Have Your Kids Roll the Story Dice & Add Creative Color to Storytelling

Story Dice Utilizes the Power of a Child’s Imagination

Children’s creativity is endless, and often causes the line between fiction and reality to be fuzzy at times. Take advantage of their ability to add creative details to their everyday experiences by using story dices at home! A handmade set can be tailored to a child’s interests and preexisting knowledge, and will generate endless sets of story-crafting inspiration that will support children in developing a wide variety of skills.

For young children, the line between fiction and nonfiction in their own storytelling is flexible – tales of the previous day’s adventures can easily become intertwined with imaginary interactions with invented characters and impossible events. A normal part of childhood, the tendency to mix fact and fiction together isn’t a problem, it’s just the product of an active imagination! Storytelling of any kind helps children develop all kinds of essential skills, so take advantage of the fantastic imaginary realms of childhood by supporting children in telling all of their tales – tall or otherwise.

One fun way to make storytelling a regular family activity is to create story dice, which offer a tangible set of story-making clues and turn the process of putting together a story into a bit of a game. A set of story dice isn’t made up of a specific number of dice, but an amount that is more than three and less than ten offers a good amount of variety. If done as a DIY family project, story dice can be covered with images of your family’s choosing – generally, an assortment of people, places, animals, objects, and even colors, letters, and numbers cover the sides of the dice. When rolled, story dice generate a set of things around which to craft a story.

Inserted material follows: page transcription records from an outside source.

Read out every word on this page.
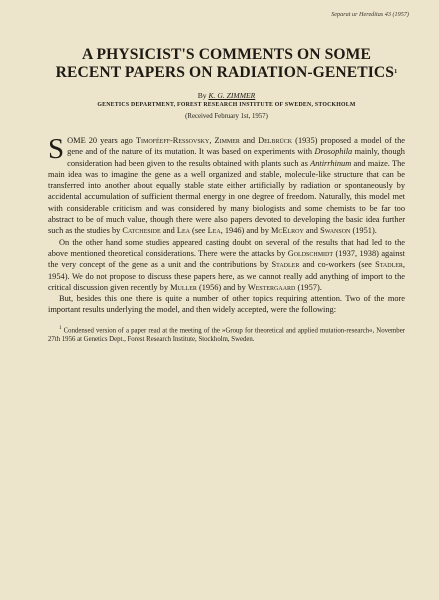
Separat ur Hereditas 43 (1957)
A PHYSICIST'S COMMENTS ON SOME RECENT PAPERS ON RADIATION-GENETICS$^1$
By K. G. ZIMMER
GENETICS DEPARTMENT, FOREST RESEARCH INSTITUTE OF SWEDEN, STOCKHOLM
(Received February 1st, 1957)

SOME 20 years ago Timoféeff-Ressovsky, Zimmer and Delbrück (1935) proposed a model of the gene and of the nature of its mutation. It was based on experiments with Drosophila mainly, though consideration had been given to the results obtained with plants such as Antirrhinum and maize. The main idea was to imagine the gene as a well organized and stable, molecule-like structure that can be transferred into another about equally stable state either artificially by radiation or spontaneously by accidental accumulation of sufficient thermal energy in one degree of freedom. Naturally, this model met with considerable criticism and was considered by many biologists and some chemists to be far too abstract to be of much value, though there were also papers devoted to developing the basic idea further such as the studies by Catcheside and Lea (see Lea, 1946) and by McElroy and Swanson (1951).

On the other hand some studies appeared casting doubt on several of the results that had led to the above mentioned theoretical considerations. There were the attacks by Goldschmidt (1937, 1938) against the very concept of the gene as a unit and the contributions by Stadler and co-workers (see Stadler, 1954). We do not propose to discuss these papers here, as we cannot really add anything of import to the critical discussion given recently by Muller (1956) and by Westergaard (1957).

But, besides this one there is quite a number of other topics requiring attention. Two of the more important results underlying the model, and then widely accepted, were the following:

$^1$ Condensed version of a paper read at the meeting of the »Group for theoretical and applied mutation-research«, November 27th 1956 at Genetics Dept., Forest Research Institute, Stockholm, Sweden.
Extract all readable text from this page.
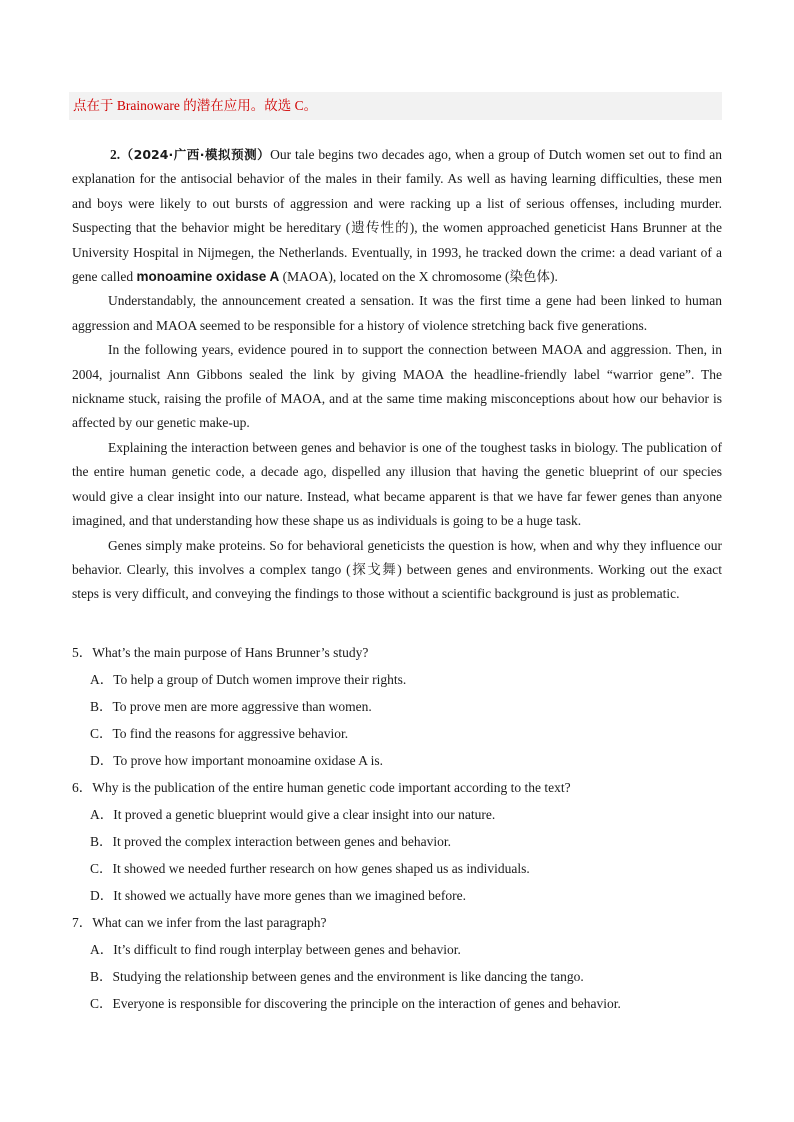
点在于 Brainoware 的潜在应用。故选 C。

2.（2024·广西·模拟预测）Our tale begins two decades ago, when a group of Dutch women set out to find an explanation for the antisocial behavior of the males in their family. As well as having learning difficulties, these men and boys were likely to out bursts of aggression and were racking up a list of serious offenses, including murder. Suspecting that the behavior might be hereditary (遗传性的), the women approached geneticist Hans Brunner at the University Hospital in Nijmegen, the Netherlands. Eventually, in 1993, he tracked down the crime: a dead variant of a gene called monoamine oxidase A (MAOA), located on the X chromosome (染色体).

Understandably, the announcement created a sensation. It was the first time a gene had been linked to human aggression and MAOA seemed to be responsible for a history of violence stretching back five generations.

In the following years, evidence poured in to support the connection between MAOA and aggression. Then, in 2004, journalist Ann Gibbons sealed the link by giving MAOA the headline-friendly label “warrior gene”. The nickname stuck, raising the profile of MAOA, and at the same time making misconceptions about how our behavior is affected by our genetic make-up.

Explaining the interaction between genes and behavior is one of the toughest tasks in biology. The publication of the entire human genetic code, a decade ago, dispelled any illusion that having the genetic blueprint of our species would give a clear insight into our nature. Instead, what became apparent is that we have far fewer genes than anyone imagined, and that understanding how these shape us as individuals is going to be a huge task.

Genes simply make proteins. So for behavioral geneticists the question is how, when and why they influence our behavior. Clearly, this involves a complex tango (探戈舞) between genes and environments. Working out the exact steps is very difficult, and conveying the findings to those without a scientific background is just as problematic.

5．What’s the main purpose of Hans Brunner’s study?
A．To help a group of Dutch women improve their rights.
B．To prove men are more aggressive than women.
C．To find the reasons for aggressive behavior.
D．To prove how important monoamine oxidase A is.
6．Why is the publication of the entire human genetic code important according to the text?
A．It proved a genetic blueprint would give a clear insight into our nature.
B．It proved the complex interaction between genes and behavior.
C．It showed we needed further research on how genes shaped us as individuals.
D．It showed we actually have more genes than we imagined before.
7．What can we infer from the last paragraph?
A．It’s difficult to find rough interplay between genes and behavior.
B．Studying the relationship between genes and the environment is like dancing the tango.
C．Everyone is responsible for discovering the principle on the interaction of genes and behavior.
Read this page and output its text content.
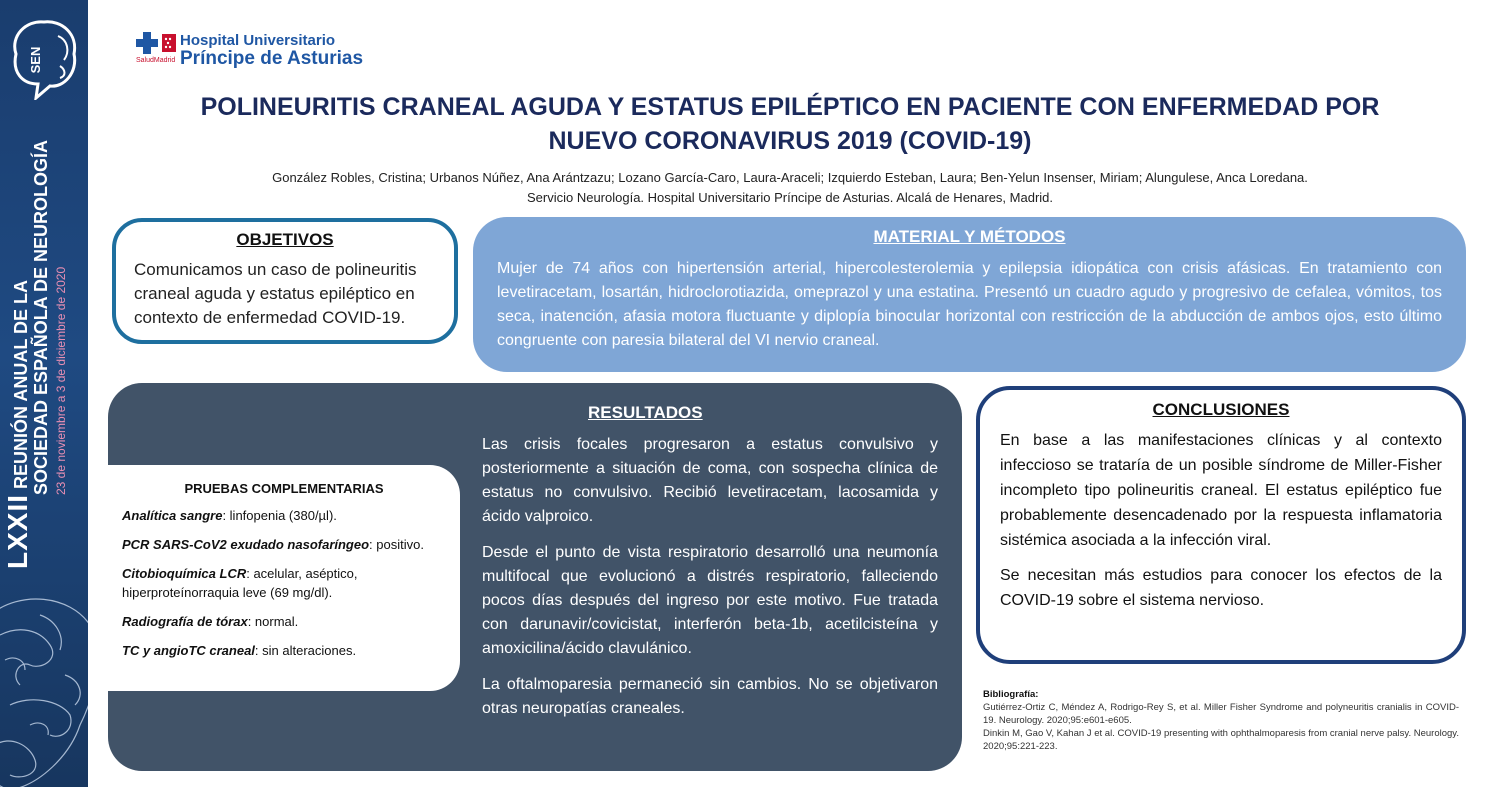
SEN
LXXII REUNIÓN ANUAL DE LA SOCIEDAD ESPAÑOLA DE NEUROLOGÍA 23 de noviembre a 3 de diciembre de 2020
SaludMadrid
Hospital Universitario
Príncipe de Asturias
POLINEURITIS CRANEAL AGUDA Y ESTATUS EPILÉPTICO EN PACIENTE CON ENFERMEDAD POR NUEVO CORONAVIRUS 2019 (COVID-19)
González Robles, Cristina; Urbanos Núñez, Ana Arántzazu; Lozano García-Caro, Laura-Araceli; Izquierdo Esteban, Laura; Ben-Yelun Insenser, Miriam; Alungulese, Anca Loredana.
Servicio Neurología. Hospital Universitario Príncipe de Asturias. Alcalá de Henares, Madrid.
OBJETIVOS
Comunicamos un caso de polineuritis craneal aguda y estatus epiléptico en contexto de enfermedad COVID-19.
MATERIAL Y MÉTODOS
Mujer de 74 años con hipertensión arterial, hipercolesterolemia y epilepsia idiopática con crisis afásicas. En tratamiento con levetiracetam, losartán, hidroclorotiazida, omeprazol y una estatina. Presentó un cuadro agudo y progresivo de cefalea, vómitos, tos seca, inatención, afasia motora fluctuante y diplopía binocular horizontal con restricción de la abducción de ambos ojos, esto último congruente con paresia bilateral del VI nervio craneal.
RESULTADOS

Las crisis focales progresaron a estatus convulsivo y posteriormente a situación de coma, con sospecha clínica de estatus no convulsivo. Recibió levetiracetam, lacosamida y ácido valproico.

Desde el punto de vista respiratorio desarrolló una neumonía multifocal que evolucionó a distrés respiratorio, falleciendo pocos días después del ingreso por este motivo. Fue tratada con darunavir/covicistat, interferón beta-1b, acetilcisteína y amoxicilina/ácido clavulánico.

La oftalmoparesia permaneció sin cambios. No se objetivaron otras neuropatías craneales.

PRUEBAS COMPLEMENTARIAS
Analítica sangre: linfopenia (380/µl).
PCR SARS-CoV2 exudado nasofaríngeo: positivo.
Citobioquímica LCR: acelular, aséptico, hiperproteínorraquia leve (69 mg/dl).
Radiografía de tórax: normal.
TC y angioTC craneal: sin alteraciones.
CONCLUSIONES

En base a las manifestaciones clínicas y al contexto infeccioso se trataría de un posible síndrome de Miller-Fisher incompleto tipo polineuritis craneal. El estatus epiléptico fue probablemente desencadenado por la respuesta inflamatoria sistémica asociada a la infección viral.

Se necesitan más estudios para conocer los efectos de la COVID-19 sobre el sistema nervioso.

Bibliografía:

Gutiérrez-Ortiz C, Méndez A, Rodrigo-Rey S, et al. Miller Fisher Syndrome and polyneuritis cranialis in COVID-19. Neurology. 2020;95:e601-e605.

Dinkin M, Gao V, Kahan J et al. COVID-19 presenting with ophthalmoparesis from cranial nerve palsy. Neurology. 2020;95:221-223.
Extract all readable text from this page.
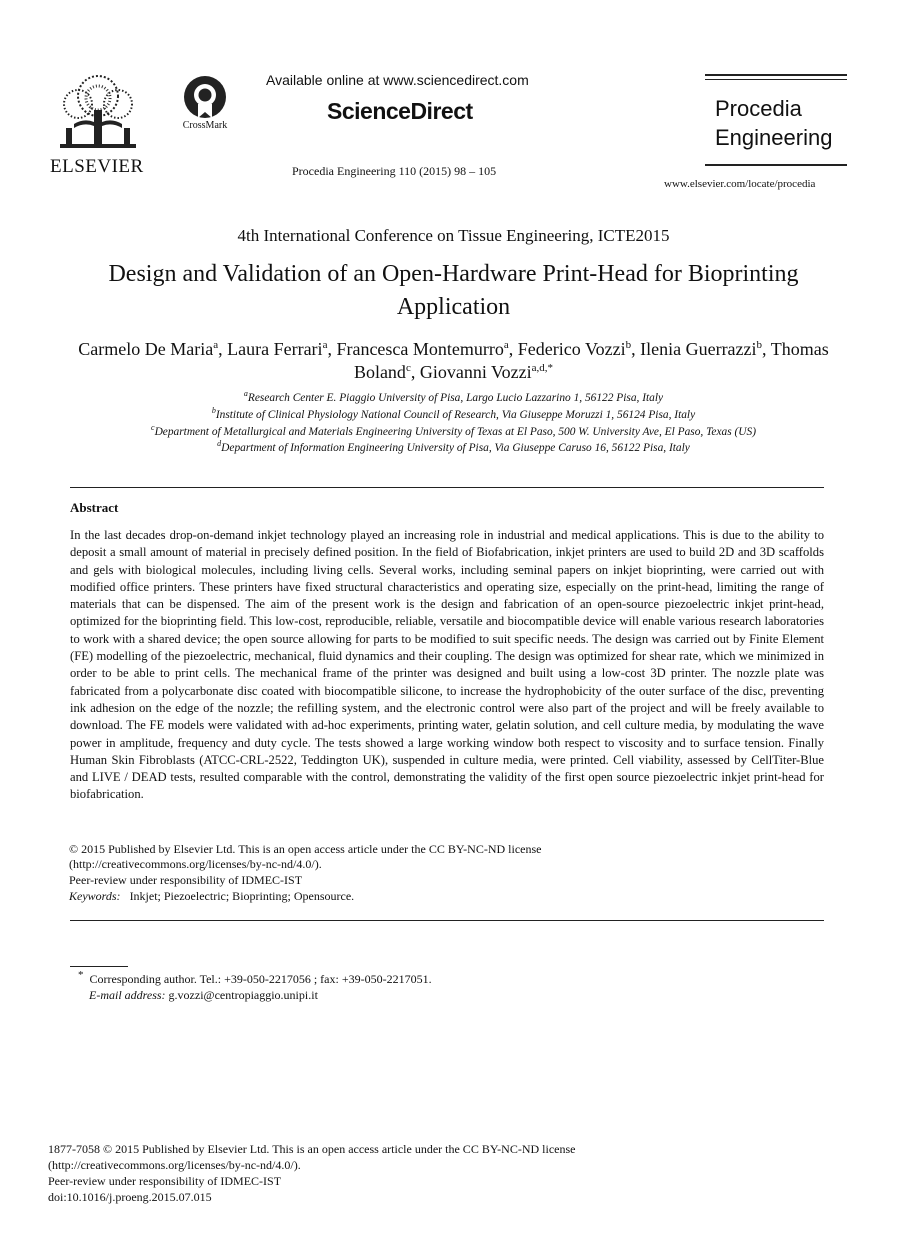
ELSEVIER
CrossMark
Available online at www.sciencedirect.com
ScienceDirect
Procedia Engineering 110 (2015) 98 – 105
Procedia
Engineering
www.elsevier.com/locate/procedia
4th International Conference on Tissue Engineering, ICTE2015
Design and Validation of an Open-Hardware Print-Head for Bioprinting Application
Carmelo De Maria$^a$, Laura Ferrari$^a$, Francesca Montemurro$^a$, Federico Vozzi$^b$, Ilenia Guerrazzi$^b$, Thomas Boland$^c$, Giovanni Vozzi$^{a,d,*}$
$^a$Research Center E. Piaggio University of Pisa, Largo Lucio Lazzarino 1, 56122 Pisa, Italy
$^b$Institute of Clinical Physiology National Council of Research, Via Giuseppe Moruzzi 1, 56124 Pisa, Italy
$^c$Department of Metallurgical and Materials Engineering University of Texas at El Paso, 500 W. University Ave, El Paso, Texas (US)
$^d$Department of Information Engineering University of Pisa, Via Giuseppe Caruso 16, 56122 Pisa, Italy
Abstract
In the last decades drop-on-demand inkjet technology played an increasing role in industrial and medical applications. This is due to the ability to deposit a small amount of material in precisely defined position. In the field of Biofabrication, inkjet printers are used to build 2D and 3D scaffolds and gels with biological molecules, including living cells. Several works, including seminal papers on inkjet bioprinting, were carried out with modified office printers. These printers have fixed structural characteristics and operating size, especially on the print-head, limiting the range of materials that can be dispensed. The aim of the present work is the design and fabrication of an open-source piezoelectric inkjet print-head, optimized for the bioprinting field. This low-cost, reproducible, reliable, versatile and biocompatible device will enable various research laboratories to work with a shared device; the open source allowing for parts to be modified to suit specific needs. The design was carried out by Finite Element (FE) modelling of the piezoelectric, mechanical, fluid dynamics and their coupling. The design was optimized for shear rate, which we minimized in order to be able to print cells. The mechanical frame of the printer was designed and built using a low-cost 3D printer. The nozzle plate was fabricated from a polycarbonate disc coated with biocompatible silicone, to increase the hydrophobicity of the outer surface of the disc, preventing ink adhesion on the edge of the nozzle; the refilling system, and the electronic control were also part of the project and will be freely available to download. The FE models were validated with ad-hoc experiments, printing water, gelatin solution, and cell culture media, by modulating the wave power in amplitude, frequency and duty cycle. The tests showed a large working window both respect to viscosity and to surface tension. Finally Human Skin Fibroblasts (ATCC-CRL-2522, Teddington UK), suspended in culture media, were printed. Cell viability, assessed by CellTiter-Blue and LIVE / DEAD tests, resulted comparable with the control, demonstrating the validity of the first open source piezoelectric inkjet print-head for biofabrication.
© 2015 Published by Elsevier Ltd. This is an open access article under the CC BY-NC-ND license
(http://creativecommons.org/licenses/by-nc-nd/4.0/).
Peer-review under responsibility of IDMEC-IST
Keywords: Inkjet; Piezoelectric; Bioprinting; Opensource.
* Corresponding author. Tel.: +39-050-2217056 ; fax: +39-050-2217051.
E-mail address: g.vozzi@centropiaggio.unipi.it
1877-7058 © 2015 Published by Elsevier Ltd. This is an open access article under the CC BY-NC-ND license
(http://creativecommons.org/licenses/by-nc-nd/4.0/).
Peer-review under responsibility of IDMEC-IST
doi:10.1016/j.proeng.2015.07.015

Story dice can be created by drawing on wooden blocks – a method that creates a uniform-looking set of dice. However, more original and authentic dice can be created by putting together a collection of small images of all kinds (cut from magazines, printed from the internet, drawn by the hands of child artists, etc.) and attaching them to dice. If you can’t find (or don’t want to buy) plain wooden blocks, try folding your own using sturdy paper and a printable dice template. While pre-made sets of story dice are available in stores, your family’s handmade set will offer you with a random yet personalized set of story starters with each use.

A set of story dice can even grow over time, or be edited to reflect changes in children’s development and/or interests. A family set might, for example, begin to include letters as youngsters develop awareness of the correspondence between written letters and letter sounds, or pictures of objects that relate to topics that children learn about as they explore topics through formal learning. If your child is learning about the ocean, for example, make some dice that include pictures of familiar fish or aquatic plant life.

Your story dice don’t have to be used exclusively for storytelling, either. If given to small children and incorporated into a set of plain blocks, the dice may spark creative free play using tangible materials – allowing children to overlap their budding storytelling skills with motor skill development and expression of their creativity through manipulatives like blocks, dolls, and other story props.

For further inspiration for ways to spark stories, look amongst the pages of local author Emily Neuberger’s Show Me a Story, a book made up entirely of creative story-starting ideas for storytellers of all ages. In addition to ways to make and use story dice, the book includes a wide variety of suggestions for other activities that creatively integrate children’s interests and preexisting knowledge with the creative building of new tales – alone or together. And if your stories become particularly fantastic, start writing them down in a family story journal – there’s a DIY for that, too!